My confusion about flushing is mostly due to my error, but upon
reflection the loop is doing a lot of different things, but most of
the time we know which behavior we need at the start, in the middle,
and at the end:

     1. Fill the existing buffer with the beginning of 'buf'. If the
        hashfile's buffer is full, then flush.
    
     2. Flush sizeof(f->buffer) chunks directly out of 'buf' as long as
        possible.
    
     3. Copy the remaining byes out of 'buf' into the hashfile's buffer.

Here is a rewrite that more explicitly follows this flow:

void hashwrite(struct hashfile *f, const void *buf, unsigned int count)
{
	const int full_buffer = sizeof(f->buffer);
	unsigned left = full_buffer - f->offset;
	unsigned nr = count > left ? left : count;

	/*
	 * Initially fill the buffer in a batch until it
	 * is full, then flush.
	 */
	if (f->do_crc)
		f->crc32 = crc32(f->crc32, buf, nr);

	memcpy(f->buffer + f->offset, buf, nr);
	f->offset += nr;
	count -= nr;
	buf = (char *) buf + nr;

	if (left == nr)
		hashflush(f);

	/*
	 * After filling the hashfile's buffer and flushing, take
	 * batches of full_buffer bytes directly from the input
	 * buffer.
	 */
	while (count >= full_buffer) {
		if (f->do_crc)
			f->crc32 = crc32(f->crc32, buf, full_buffer);

		the_hash_algo->update_fn(&f->ctx, buf, full_buffer);
		flush(f, buf, full_buffer);

		count -= full_buffer;
		buf = (char *) buf + full_buffer;
	}

	/*
	 * Capture any remaining bytes at the end of the input buffer
	 * into the hashfile's buffer. We do not need to flush because
	 * count is strictly less than full_buffer here.
	 */
	if (count) {
		if (f->do_crc)
			f->crc32 = crc32(f->crc32, buf, count);

		memcpy(f->buffer + f->offset, buf, count);
		f->offset = count;
	}
	
	if (f->base)
		hashwrite(f->base, buf, count);
}

With this implementation (and the more robust performance test), the
performance for pack-objects and index-pack remains constant, but
there is a slight improvement for 'git multi-pack-index write', which
is mostly translating data from the pack-indexes into a multi-pack-
index:

    Using the Git repository:
    
    Benchmark #1: old
      Time (mean ± σ):     270.4 ms ±   6.9 ms    [User: 184.6 ms, System: 38.6 ms]
      Range (min … max):   258.6 ms … 283.2 ms    50 runs
    
    Benchmark #2: new
      Time (mean ± σ):     265.3 ms ±   6.0 ms    [User: 180.9 ms, System: 37.8 ms]
      Range (min … max):   257.4 ms … 282.0 ms    50 runs
    
    Summary
      'new' ran
        1.02 ± 0.03 times faster than 'old'
    
    Using the Linux kernel repository:
    
    Benchmark #1: old
      Time (mean ± σ):      2.321 s ±  0.011 s    [User: 1.538 s, System: 0.335 s]
      Range (min … max):    2.301 s …  2.353 s    50 runs
    
    Benchmark #2: new
      Time (mean ± σ):      2.290 s ±  0.011 s    [User: 1.513 s, System: 0.329 s]
      Range (min … max):    2.273 s …  2.318 s    50 runs
    
    Summary
      'new' ran
        1.01 ± 0.01 times faster than 'old'

Again, variance might be at play here, but after running this
test multiple times, I was never able to see less than 1% reported
here.

So, I'm of two minds here:

 1. This is embarassing.

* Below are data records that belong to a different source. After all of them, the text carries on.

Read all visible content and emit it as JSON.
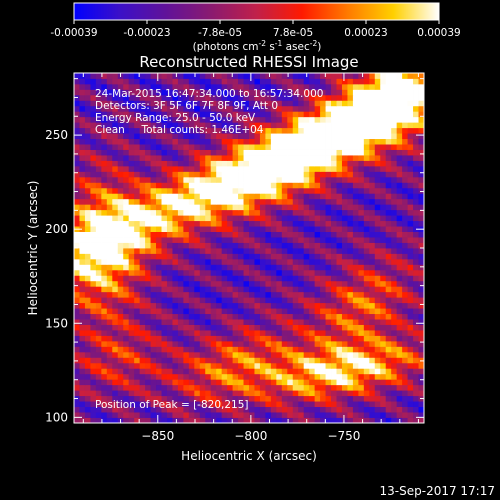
{
  "chart_data": {
    "type": "heatmap",
    "title": "Reconstructed RHESSI Image",
    "xlabel": "Heliocentric X (arcsec)",
    "ylabel": "Heliocentric Y (arcsec)",
    "xlim": [
      -895,
      -707
    ],
    "ylim": [
      97,
      283
    ],
    "x_ticks": [
      -850,
      -800,
      -750
    ],
    "y_ticks": [
      100,
      150,
      200,
      250
    ],
    "colorbar": {
      "ticks": [
        "-0.00039",
        "-0.00023",
        "-7.8e-05",
        "7.8e-05",
        "0.00023",
        "0.00039"
      ],
      "range": [
        -0.00039,
        0.00039
      ],
      "unit_label": "(photons cm",
      "unit_sup1": "-2",
      "unit_mid": " s",
      "unit_sup2": "-1",
      "unit_mid2": " asec",
      "unit_sup3": "-2",
      "unit_end": ")",
      "colors": [
        "#0000ff",
        "#3b10c8",
        "#60129a",
        "#8a1a70",
        "#c0204a",
        "#ff1a00",
        "#ff7a00",
        "#ffd000",
        "#ffffff"
      ]
    },
    "annotations": [
      "24-Mar-2015 16:47:34.000 to 16:57:34.000",
      "Detectors: 3F 5F 6F 7F 8F 9F, Att 0",
      "Energy Range: 25.0 - 50.0 keV",
      "Clean     Total counts: 1.46E+04"
    ],
    "peak_label": "Position of Peak = [-820,215]",
    "peak": [
      -820,
      215
    ],
    "sources": [
      {
        "x": -812,
        "y": 226,
        "sx": 70,
        "sy": 11,
        "angle": 25,
        "amp": 1.0
      },
      {
        "x": -765,
        "y": 243,
        "sx": 40,
        "sy": 12,
        "angle": 30,
        "amp": 0.85
      },
      {
        "x": -723,
        "y": 268,
        "sx": 20,
        "sy": 15,
        "angle": 40,
        "amp": 0.8
      },
      {
        "x": -880,
        "y": 190,
        "sx": 16,
        "sy": 28,
        "angle": 0,
        "amp": 0.8
      },
      {
        "x": -750,
        "y": 125,
        "sx": 32,
        "sy": 10,
        "angle": 10,
        "amp": 0.9
      },
      {
        "x": -740,
        "y": 160,
        "sx": 22,
        "sy": 14,
        "angle": 35,
        "amp": 0.55
      },
      {
        "x": -810,
        "y": 128,
        "sx": 25,
        "sy": 12,
        "angle": 20,
        "amp": 0.55
      },
      {
        "x": -870,
        "y": 130,
        "sx": 18,
        "sy": 12,
        "angle": 20,
        "amp": 0.35
      }
    ],
    "background": {
      "level": -0.15,
      "stripe_amp": 0.3,
      "stripe_period": 14,
      "stripe_angle": 62
    },
    "grid": false
  },
  "footer": {
    "timestamp": "13-Sep-2017 17:17"
  }
}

I wasted everyone's time for nothing. I can retract
    this patch.

 2. This is embarassing. I overstated the problem here. But we might be able
    to eke out a tiny performance boost here.

I'm open to either. I think we should default to dropping this patch unless
someone thinks the rewrite above is a better organization of the logic. (I
can then send a v2 including that version and an updated commit message.)

Thanks,
-Stolee

P.S. Special thanks to Peff who pointed out my error in private.